One of the most significant contributions of this study is the identification of dynamic hotspots—key residues that play a critical role in ligand recognition and binding. The analysis reveals that charged residues (e.g., aspartate, histidine, and arginine) are disproportionately enriched in binding pockets, accounting for over 56% of the residues involved in ligand interactions. This finding has several important implications such as the potential individuation of allosteric and cryptic sites by analyzing the docking study through these key dynamics parameters, and their quantitative ranges are provided in this study for improving the accuracy of docking predictions and expanding the range of druggable targets.
The analysis of hydrogen bond occupancy reveals that 86.5% of binding residues maintain high-occupancy hydrogen bonds (71–100 ns) with the ligand throughout the simulations.
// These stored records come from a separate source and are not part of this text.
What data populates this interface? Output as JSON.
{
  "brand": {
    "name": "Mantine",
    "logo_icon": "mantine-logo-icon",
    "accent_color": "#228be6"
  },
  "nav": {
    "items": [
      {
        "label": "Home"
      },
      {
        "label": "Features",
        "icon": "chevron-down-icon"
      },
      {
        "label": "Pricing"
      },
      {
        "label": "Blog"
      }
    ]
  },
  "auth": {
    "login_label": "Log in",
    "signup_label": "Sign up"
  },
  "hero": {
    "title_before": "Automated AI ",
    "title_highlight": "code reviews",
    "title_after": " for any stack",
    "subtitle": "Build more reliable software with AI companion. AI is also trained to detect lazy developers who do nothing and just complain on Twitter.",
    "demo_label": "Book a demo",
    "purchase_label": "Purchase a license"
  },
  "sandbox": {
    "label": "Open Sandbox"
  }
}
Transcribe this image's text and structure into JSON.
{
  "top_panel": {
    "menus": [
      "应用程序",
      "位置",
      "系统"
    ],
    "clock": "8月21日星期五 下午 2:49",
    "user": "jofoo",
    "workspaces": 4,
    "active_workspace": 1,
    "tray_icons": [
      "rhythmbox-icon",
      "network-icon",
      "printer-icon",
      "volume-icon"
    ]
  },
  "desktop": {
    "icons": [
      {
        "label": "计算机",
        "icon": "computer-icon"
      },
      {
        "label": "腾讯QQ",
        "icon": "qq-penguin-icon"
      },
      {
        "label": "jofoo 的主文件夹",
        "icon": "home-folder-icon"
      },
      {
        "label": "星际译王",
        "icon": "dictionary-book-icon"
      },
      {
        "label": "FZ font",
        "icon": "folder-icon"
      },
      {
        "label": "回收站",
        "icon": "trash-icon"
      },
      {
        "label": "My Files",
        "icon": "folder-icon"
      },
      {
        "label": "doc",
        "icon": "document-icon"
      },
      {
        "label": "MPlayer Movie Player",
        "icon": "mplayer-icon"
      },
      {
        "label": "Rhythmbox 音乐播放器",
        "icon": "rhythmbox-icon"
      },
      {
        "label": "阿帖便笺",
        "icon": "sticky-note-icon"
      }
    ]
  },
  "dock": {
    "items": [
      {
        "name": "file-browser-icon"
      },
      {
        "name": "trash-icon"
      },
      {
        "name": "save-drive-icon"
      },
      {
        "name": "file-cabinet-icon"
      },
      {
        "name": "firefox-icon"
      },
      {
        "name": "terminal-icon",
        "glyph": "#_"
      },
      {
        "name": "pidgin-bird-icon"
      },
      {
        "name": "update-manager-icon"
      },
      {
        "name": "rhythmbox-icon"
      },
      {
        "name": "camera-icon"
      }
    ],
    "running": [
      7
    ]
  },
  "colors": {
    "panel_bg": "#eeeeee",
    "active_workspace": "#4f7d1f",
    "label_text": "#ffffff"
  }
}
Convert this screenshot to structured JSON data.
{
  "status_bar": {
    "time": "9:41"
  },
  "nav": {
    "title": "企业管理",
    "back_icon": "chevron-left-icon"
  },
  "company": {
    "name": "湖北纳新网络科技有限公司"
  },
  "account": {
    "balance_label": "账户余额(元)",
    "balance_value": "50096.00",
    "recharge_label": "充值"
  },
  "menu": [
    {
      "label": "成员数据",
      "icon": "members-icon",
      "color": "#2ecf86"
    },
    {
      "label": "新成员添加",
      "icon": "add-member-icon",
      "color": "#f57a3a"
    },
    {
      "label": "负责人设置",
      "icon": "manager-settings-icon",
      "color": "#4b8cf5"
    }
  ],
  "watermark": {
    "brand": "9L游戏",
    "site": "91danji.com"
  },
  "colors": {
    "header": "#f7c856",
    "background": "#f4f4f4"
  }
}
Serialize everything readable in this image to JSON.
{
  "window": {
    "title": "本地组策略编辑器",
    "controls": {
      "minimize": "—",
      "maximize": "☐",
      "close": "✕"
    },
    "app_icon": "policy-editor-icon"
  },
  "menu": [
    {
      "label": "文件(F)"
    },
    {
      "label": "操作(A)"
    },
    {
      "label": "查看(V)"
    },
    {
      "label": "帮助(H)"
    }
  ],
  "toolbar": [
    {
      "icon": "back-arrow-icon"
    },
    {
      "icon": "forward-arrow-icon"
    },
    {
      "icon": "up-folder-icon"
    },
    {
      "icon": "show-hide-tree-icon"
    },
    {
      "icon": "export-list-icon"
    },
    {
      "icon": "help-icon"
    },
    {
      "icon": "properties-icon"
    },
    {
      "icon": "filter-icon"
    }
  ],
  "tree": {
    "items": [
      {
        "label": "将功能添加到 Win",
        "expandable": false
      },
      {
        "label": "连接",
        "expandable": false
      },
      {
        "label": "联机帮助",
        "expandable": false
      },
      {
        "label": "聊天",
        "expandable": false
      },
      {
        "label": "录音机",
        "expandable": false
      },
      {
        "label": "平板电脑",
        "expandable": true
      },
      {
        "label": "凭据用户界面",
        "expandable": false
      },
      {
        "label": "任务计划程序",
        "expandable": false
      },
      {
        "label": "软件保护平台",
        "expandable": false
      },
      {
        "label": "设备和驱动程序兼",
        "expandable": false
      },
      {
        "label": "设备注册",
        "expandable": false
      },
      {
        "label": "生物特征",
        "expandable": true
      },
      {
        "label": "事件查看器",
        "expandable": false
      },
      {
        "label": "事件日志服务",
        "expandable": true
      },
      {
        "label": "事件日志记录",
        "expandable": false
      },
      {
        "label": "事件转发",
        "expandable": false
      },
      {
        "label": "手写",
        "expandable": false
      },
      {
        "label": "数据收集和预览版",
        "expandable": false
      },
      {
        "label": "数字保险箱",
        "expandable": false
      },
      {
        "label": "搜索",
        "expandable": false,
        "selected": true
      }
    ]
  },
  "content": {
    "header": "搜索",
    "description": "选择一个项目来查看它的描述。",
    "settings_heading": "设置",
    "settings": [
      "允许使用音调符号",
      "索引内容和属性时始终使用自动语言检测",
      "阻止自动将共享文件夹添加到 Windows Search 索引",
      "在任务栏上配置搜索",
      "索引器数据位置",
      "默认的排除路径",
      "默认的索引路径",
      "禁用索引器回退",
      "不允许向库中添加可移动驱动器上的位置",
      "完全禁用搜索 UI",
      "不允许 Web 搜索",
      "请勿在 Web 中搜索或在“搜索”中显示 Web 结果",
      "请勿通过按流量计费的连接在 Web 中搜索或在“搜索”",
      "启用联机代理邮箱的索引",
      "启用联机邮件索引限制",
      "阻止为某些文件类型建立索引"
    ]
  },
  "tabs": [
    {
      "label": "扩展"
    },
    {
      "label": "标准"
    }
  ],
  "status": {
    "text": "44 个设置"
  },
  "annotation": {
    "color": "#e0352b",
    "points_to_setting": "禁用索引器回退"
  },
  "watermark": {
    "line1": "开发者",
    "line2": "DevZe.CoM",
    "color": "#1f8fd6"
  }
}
This finding underscores the importance of stable, high-occupancy interactions in driving ligand binding and stability. Key implications include the validation of docking poses considering the high-occupancy hydrogen bonds serve as a critical validation metric for docking poses. Ligands that form stable hydrogen bonds with binding residues are more likely to exhibit strong binding affinity, making this metric a valuable tool for evaluating docking results; thus, an important aspect of our results is the quantification of the hydrogen bond occupancy, and this study provides a novel and practical approach for assessing the stability of protein–ligand interactions, which can be applied to other systems to improve docking accuracy.
In summary, the study provides a comprehensive and rigorous data analysis of protein–ligand interactions, offering valuable insights into the structural and dynamic features that govern ligand binding. By identifying dynamic hotspots, such as RMSD and SASA, quantifying hydrogen bond occupancy, and integrating MD simulations with docking, the study addresses key limitations of traditional docking methods and provides a robust framework for improving the accuracy and reliability of docking predictions when no information is available. The findings are not only relevant to the specific systems studied but also have broad applicability to other protein–ligand interactions, making a significant contribution to the knowledge of ligand docking and computational drug discovery.
Altogether, this work suggests a novel numerical range of dynamics molecular descriptors and offers a comprehensive computational framework to accelerate biological target druggable pocket identification and drug discovery approaches.

Supplementary Materials

The supporting information can be downloaded at: https://www.mdpi.com/article/10.3390/ijms26093971/s1.

Author Contributions

Conceptualization, A.T.; methodology, A.T., A.V. and L.M.; software, A.T. and A.V.; validation, A.T. and A.V.; formal analysis, A.T. and A.V.; investigation, A.T., A.V., R.B., S.I. and L.M.; resources, A.S.; data curation, A.T. and A.V.; writing—original draft preparation, A.T., B.R. and R.B.; writing—review and editing, A.T., B.R., R.B., O.S. and A.S.; visualization, A.S.; supervision, A.T., O.S. and A.S.; project administration, A.T. and A.S.; funding acquisition, A.S. All authors have read and agreed to the published version of the manuscript.

Funding

This research received no external funding.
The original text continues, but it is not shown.